The first Wonder Woman film, directed by Patty Jenkins, has been a game-changer for superhero movies and women in film. As the sequel launches Christmas Day, simultaneously on HBO Max and in theaters, many are wondering if it will be a game changer for the box office. Jenkins sat down with The New York Times to discuss.

1984 was, she acknowledged, expected to break $1B pre-pandemic: “It would have been a news story about women making so much money in the box office this year, However, the more important thing is the movie finding its right audience, who is hungry for that experience.”

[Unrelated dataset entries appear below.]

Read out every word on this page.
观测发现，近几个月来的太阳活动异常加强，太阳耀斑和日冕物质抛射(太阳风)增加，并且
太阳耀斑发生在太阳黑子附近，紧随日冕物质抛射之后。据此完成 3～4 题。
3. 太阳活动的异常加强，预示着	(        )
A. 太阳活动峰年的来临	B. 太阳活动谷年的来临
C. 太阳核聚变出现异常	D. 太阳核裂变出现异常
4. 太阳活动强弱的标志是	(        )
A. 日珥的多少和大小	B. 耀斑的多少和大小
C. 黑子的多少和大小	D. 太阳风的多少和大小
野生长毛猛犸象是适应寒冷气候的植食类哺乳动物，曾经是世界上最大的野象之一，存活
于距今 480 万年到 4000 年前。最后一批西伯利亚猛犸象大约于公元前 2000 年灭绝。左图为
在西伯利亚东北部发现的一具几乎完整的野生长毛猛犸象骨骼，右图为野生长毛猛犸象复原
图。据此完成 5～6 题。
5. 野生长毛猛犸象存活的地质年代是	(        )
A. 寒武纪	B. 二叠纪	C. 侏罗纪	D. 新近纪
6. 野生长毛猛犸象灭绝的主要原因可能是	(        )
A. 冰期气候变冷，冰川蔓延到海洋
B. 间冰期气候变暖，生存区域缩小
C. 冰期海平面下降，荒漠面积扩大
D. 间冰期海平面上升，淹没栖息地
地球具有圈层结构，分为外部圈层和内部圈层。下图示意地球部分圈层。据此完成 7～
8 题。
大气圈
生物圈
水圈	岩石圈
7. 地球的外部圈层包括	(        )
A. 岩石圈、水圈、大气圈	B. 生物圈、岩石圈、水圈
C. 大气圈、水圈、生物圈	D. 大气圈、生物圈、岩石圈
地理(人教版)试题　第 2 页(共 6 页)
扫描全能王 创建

The sequel is set in the 1980s, and Gadot’s superheroine must battle Maxwell Lord (Pedro Pascal), who stokes the world’s avarice, and Barbara Minerva (Kristen Wiig), a nobody who becomes Cheetah, Wonder Woman’s comic-book rival.

GETTING TO NO. 2

Negotiations on the sequel were fraught, with Jenkins pushing for equal pay, a thorny issue in Hollywood in recent years. She said: “I wanted to get paid at least as much as people who have done less well with their first superhero movies.”

She added that her salary (reportedly $8 or $9 million) “feels great. It really does. The weirdest part about it is that you can’t even quite wrap your head around the money, as somebody who’s never made huge amounts of money before. Really, I was so distracted with why it had to be that way that I wasn’t even able to absorb it.”

SUBVERTING TROPES

Jenkins is keen to do what people say she can’t, she explained: “I did a couple of things in this movie that everybody said we couldn’t do: Nobody dies, and she wins in the end with a conversation. To me, this was a Trojan horse: I wanted to tick off every box of what you’re looking for in a superhero movie, but actually what I’m hopefully pulling off is a subversion where instead you’re saying to this younger generation that sees these movies, ‘You have to find the hero within."”

THE FUTURE

Is the big box office era over? “I would like to believe that it is temporary, but I’m not sure I do. But I’ll tell you, some studio’s going to go back to the traditional model and cause tremendous upheaval in the industry, because every great filmmaker is going to go work there. And the studios that make this radical change of moving their theatrical releases to a streaming service, particularly without consulting the artists, will end up with a very empty slate of quality filmmakers working there.”